I dont understand the output from this piece of code.
def modif(tab1, tab2):
tab1 = tab2
liste1 = [1, 2, 3]
liste2 = [4, 5, 6, 7, 8]
print(liste1[0], end=";")
modif(liste1, liste2)
print(liste1[0])
I thougth, the output would be " 1;4 " but it actually is "1;1". Could someone explain why this is?
When you call modif on liste1 and liste2, it creates the variables tab1 and tab2 in the scope of the function call. You can think of tab1 as a reference to the list liste1 that exists in the caller's scope. You can verify that this is true by changing modif to modify the list directly using one of its own member functions such as append. For example:
def modif(tab1):
tab1.append('a')
liste1 = [1, 2, 3]
modif(liste1)
print(liste1)
prints out [1, 2, 3, 'a'] as expected.
However, when you say tab1 = tab2, you are redefining tab1. Remember, tab1 was a label that modif used to reference liste1, and tab2 was (and still is) a label that modif used to reference liste2.

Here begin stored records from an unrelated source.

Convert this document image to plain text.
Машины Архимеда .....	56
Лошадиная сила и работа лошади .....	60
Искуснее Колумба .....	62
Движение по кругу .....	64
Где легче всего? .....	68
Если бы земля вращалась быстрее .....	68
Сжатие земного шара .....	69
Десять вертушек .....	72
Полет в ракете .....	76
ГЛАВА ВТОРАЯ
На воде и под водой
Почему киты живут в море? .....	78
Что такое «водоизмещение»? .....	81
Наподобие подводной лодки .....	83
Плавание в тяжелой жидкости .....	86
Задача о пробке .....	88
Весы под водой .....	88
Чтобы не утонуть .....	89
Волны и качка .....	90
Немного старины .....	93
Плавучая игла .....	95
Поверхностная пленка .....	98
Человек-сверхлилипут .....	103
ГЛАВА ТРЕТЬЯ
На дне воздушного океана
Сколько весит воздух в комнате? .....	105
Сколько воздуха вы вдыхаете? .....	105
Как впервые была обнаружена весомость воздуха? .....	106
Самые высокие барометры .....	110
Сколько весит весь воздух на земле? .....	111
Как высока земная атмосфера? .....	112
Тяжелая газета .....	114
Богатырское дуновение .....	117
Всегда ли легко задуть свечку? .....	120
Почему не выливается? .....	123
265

The statement tab1 = tab2 tells python that tab1 is no longer a label for liste1, but that it shall now be a label for tab2 (which is secretly a label for liste2. You can see that this is true by running the following:
def modif(tab1, tab2):
tab1 = tab2
tab1.append('a')
liste1 = [1, 2, 3]
liste2 = [4, 5, 6, 7, 8]
modif(liste1, liste2)
print(liste2)
It prints out [4, 5, 6, 7, 8, 'a'], verifying that tab1 is now a reference to liste2. If you want liste1 to be changed in the function modif, you need to modify tab1 directly, rather than setting tab1 to a new value, effectively destroying its link to liste1. For example:
def modif(tab1, tab2):
for _ in range(len(tab1)): del tab1[0]
for ii in tab2: tab1.append(ii)
liste1 = [1, 2, 3]
liste2 = [4, 5, 6, 7, 8]
print(liste1[0], end=";")
modif(liste1, liste2)
print(liste1[0])
successfully prints 1;4. This works because we are directly modifying tab1 rather than redefining it.